Perhaps it’s the present climate of environmental consciousness? Our fellow furry and feathered creatures are represented in at least three programmes: September 18, Beaches Baroque (Geneviève Gilardeau, baroque violin, and Lucas Harris, theorbo) present “Beasts of the Baroque,” featuring baroque sonatas that imitate the calls of animals. Hot on its tracks, Classics at the Registry in Kitchener follows on September 19 with “Baroque for the Birds”: music inspired by birds, performed by Alison Melville, baroque flute and recorders and Borys Medicky, harpsichord. And February 5, Scaramella’s “Birds Bewigged” features musical improvisations based on readings of haiku, and poetic readings on an avian theme.
And I must draw your attention to some of the visiting artists coming this season: In addition to the above-mentioned ensemble from Spain (Hespèrion XXI), here are others to be noted: On October 26, the Venice Baroque Orchestra appears at Roy Thomson Hall to play both Vivaldi and Philip Glass. This group, founded in 1997, is recognized as one of Europe’s premier ensembles devoted to period instrument performance. On March 12, the a-cappella vocal ensemble the King’s Singers graces Koerner Hall stage to sing Palestrina and others. On March 23, Soundstreams presents Norwegian vocalists Trio Mediæval together with the Toronto Consort to perform a world premiere based on ancient music: James Rolfe’s “Breathe”, which draws inspiration from the music of 12th- century composer Hildegard von Bingen. The programme also includes medieval classics, music inspired by Norwegian folk traditions, and recent masterworks.

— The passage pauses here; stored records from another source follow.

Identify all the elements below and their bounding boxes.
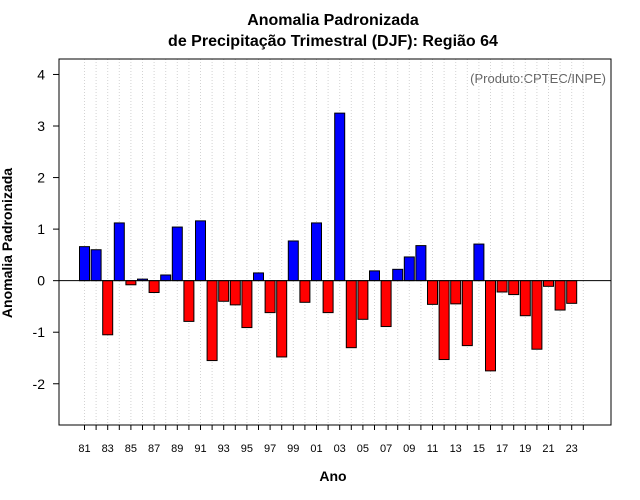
bar-1999 [287,240,299,282]
bar-2014 [461,280,473,347]
bar-1990 [183,280,195,322]
bar-2018 [508,280,520,296]
bars-group [79,112,578,372]
chart-title-line-1: Anomalia Padronizada [247,12,419,29]
bar-2022 [554,280,566,311]
x-tick-label: 21 [542,443,554,455]
bar-2008 [392,268,404,282]
bar-2005 [357,280,369,320]
x-tick-label: 93 [218,443,230,455]
x-tick-label: 09 [403,443,415,455]
bar-2002 [322,280,334,314]
bar-2015 [473,243,485,282]
bar-1987 [148,280,160,294]
x-tick-label: 05 [357,443,369,455]
bar-1989 [171,226,183,282]
bar-2011 [427,280,438,305]
x-tick-label: 81 [78,443,90,455]
x-tick-label: 85 [125,443,137,455]
y-tick-label: -1 [33,324,46,340]
bar-2023 [566,280,578,304]
bar-2013 [450,280,462,305]
bar-1981 [79,246,90,282]
bar-1985 [125,280,137,286]
bar-2010 [415,245,427,282]
x-tick-label: 19 [519,443,531,455]
bar-2019 [519,280,531,317]
bar-1991 [195,220,206,282]
bar-2003 [334,112,346,282]
bar-1992 [206,280,218,362]
y-axis-label: Anomalia Padronizada [0,168,15,318]
bar-2006 [369,270,380,282]
bar-2007 [380,280,392,328]
bar-1984 [113,222,125,282]
x-tick-label: 95 [241,443,253,455]
x-tick-label: 23 [566,443,578,455]
y-tick-label: -2 [33,376,46,392]
y-tick-label: 4 [37,66,45,82]
y-tick-label: 0 [37,273,45,289]
bar-2001 [311,222,322,282]
x-tick-label: 89 [171,443,183,455]
y-tick-label: 3 [37,118,45,134]
bar-1988 [160,274,172,282]
x-tick-label: 15 [473,443,485,455]
bar-1996 [253,272,264,282]
bar-1997 [264,280,276,314]
bar-1983 [102,280,114,336]
x-tick-label: 17 [496,443,508,455]
x-axis-label: Ano [319,468,346,484]
x-tick-label: 91 [194,443,206,455]
x-tick-label: 97 [264,443,276,455]
bar-1998 [276,280,288,358]
bar-2004 [345,280,357,349]
x-tick-label: 13 [450,443,462,455]
bar-2021 [543,280,554,287]
bar-2016 [485,280,496,372]
x-tick-label: 83 [102,443,114,455]
bar-1994 [229,280,241,306]
y-tick-label: 2 [37,170,45,186]
x-tick-label: 11 [427,443,438,455]
bar-1995 [241,280,253,329]
x-tick-label: 99 [287,443,299,455]
x-tick-label: 07 [380,443,392,455]
bar-2020 [531,280,543,350]
bar-2012 [438,280,450,361]
bar-2009 [403,256,415,282]
plot-frame [58,58,612,426]
bar-2017 [496,280,508,293]
x-tick-label: 03 [334,443,346,455]
grid-lines [84,59,584,425]
chart-title-line-2: de Precipitação Trimestral (DJF): Região… [168,33,498,50]
x-tick-label: 01 [310,443,322,455]
x-tick-label: 87 [148,443,160,455]
bar-1982 [90,249,102,282]
bar-1993 [218,280,230,302]
bar-2000 [299,280,311,303]
y-tick-label: 1 [37,221,45,237]
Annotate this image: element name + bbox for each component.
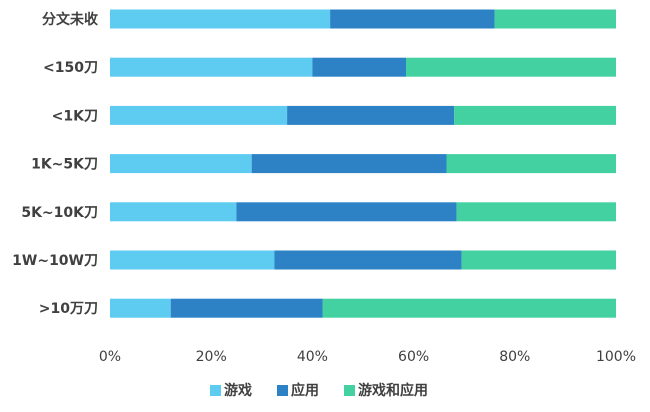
legend-label-3: 游戏和应用 <box>358 382 428 399</box>
bar-2-row-4 <box>251 154 447 174</box>
bar-3-row-2 <box>406 57 616 77</box>
x-axis-tick-labels: 0% 20% 40% 60% 80% 100% <box>99 349 636 365</box>
bar-3-row-5 <box>456 202 616 222</box>
bar-2-row-6 <box>274 250 462 270</box>
x-tick-label: 0% <box>99 349 121 365</box>
bar-3-row-1 <box>494 9 616 29</box>
bar-1-row-1 <box>110 9 331 29</box>
x-tick-label: 80% <box>499 349 530 365</box>
bar-2-row-1 <box>330 9 495 29</box>
category-label: 分文未收 <box>42 11 99 28</box>
bar-2-row-2 <box>312 57 407 77</box>
bar-3-row-6 <box>461 250 616 270</box>
bar-3-row-4 <box>446 154 616 174</box>
legend-label-2: 应用 <box>291 382 319 399</box>
bar-1-row-6 <box>110 250 275 270</box>
category-label: 1W~10W刀 <box>12 253 98 269</box>
x-tick-label: 60% <box>398 349 429 365</box>
category-label: 5K~10K刀 <box>21 205 98 221</box>
bar-2-row-5 <box>236 202 457 222</box>
bar-2-row-3 <box>287 105 455 125</box>
legend-swatch-2 <box>277 385 288 396</box>
bar-1-row-3 <box>110 105 288 125</box>
category-label: <1K刀 <box>52 108 98 124</box>
legend: 游戏 应用 游戏和应用 <box>210 382 428 399</box>
bar-1-row-4 <box>110 154 252 174</box>
category-labels: 分文未收 <150刀 <1K刀 1K~5K刀 5K~10K刀 1W~10W刀 >10万刀 <box>12 11 99 317</box>
x-tick-label: 40% <box>297 349 328 365</box>
bar-2-row-7 <box>170 298 323 318</box>
category-label: 1K~5K刀 <box>31 157 98 173</box>
bar-1-row-7 <box>110 298 171 318</box>
legend-swatch-1 <box>210 385 221 396</box>
bar-1-row-5 <box>110 202 237 222</box>
legend-label-1: 游戏 <box>224 382 252 399</box>
category-label: <150刀 <box>43 60 98 76</box>
bars-group <box>110 9 616 318</box>
bar-1-row-2 <box>110 57 313 77</box>
x-tick-label: 20% <box>196 349 227 365</box>
legend-swatch-3 <box>344 385 355 396</box>
bar-3-row-7 <box>322 298 616 318</box>
bar-3-row-3 <box>454 105 616 125</box>
category-label: >10万刀 <box>39 301 98 317</box>
x-tick-label: 100% <box>596 349 636 365</box>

As well as all the above, you’ll find many other fascinating programmes coming up, which I hope to do more justice to in future columns – for example the Monteverdi Vespers sung by the Grand River Chorus on October 30; a concert of Josquin Motets and Chansons presented by the Toronto Chamber Choir on April 2; the Toronto Consort’s “Canti di a Terra” on April 1 and 2 with guests: Montreal’s Constantinople (who draw their inspiration from the music of the Mediterranean, the classical Persian tradition, the Middle Ages and the Renaissance) and Corsica’s vocal quartet Barbara Furtuna (who specialize in the centuries old traditions of Corsican singing).
Finally, you might want to expand your travel plans this month to include ancient Egypt, Scandinavia and the Baltics in Viking times, and Elizabethan England, with the following events taking place: Aradia’s semi-staged production of Handel’s Giulio Cesare in Egitto plays on September 11, fresh from Sulmona, Italy, where it has had four triumphant performances. On September 27 at Barrie’s Colours of Music Festival, Ensemble Polaris presents “Nordic Music to Love,” a modern tribute to the Vikings with original, traditional and new music on a wide variety of instruments. On October 2 and 3, Cantemus Singers celebrates “Good Queen Bess” with glorious music from the court of Queen Elizabeth I.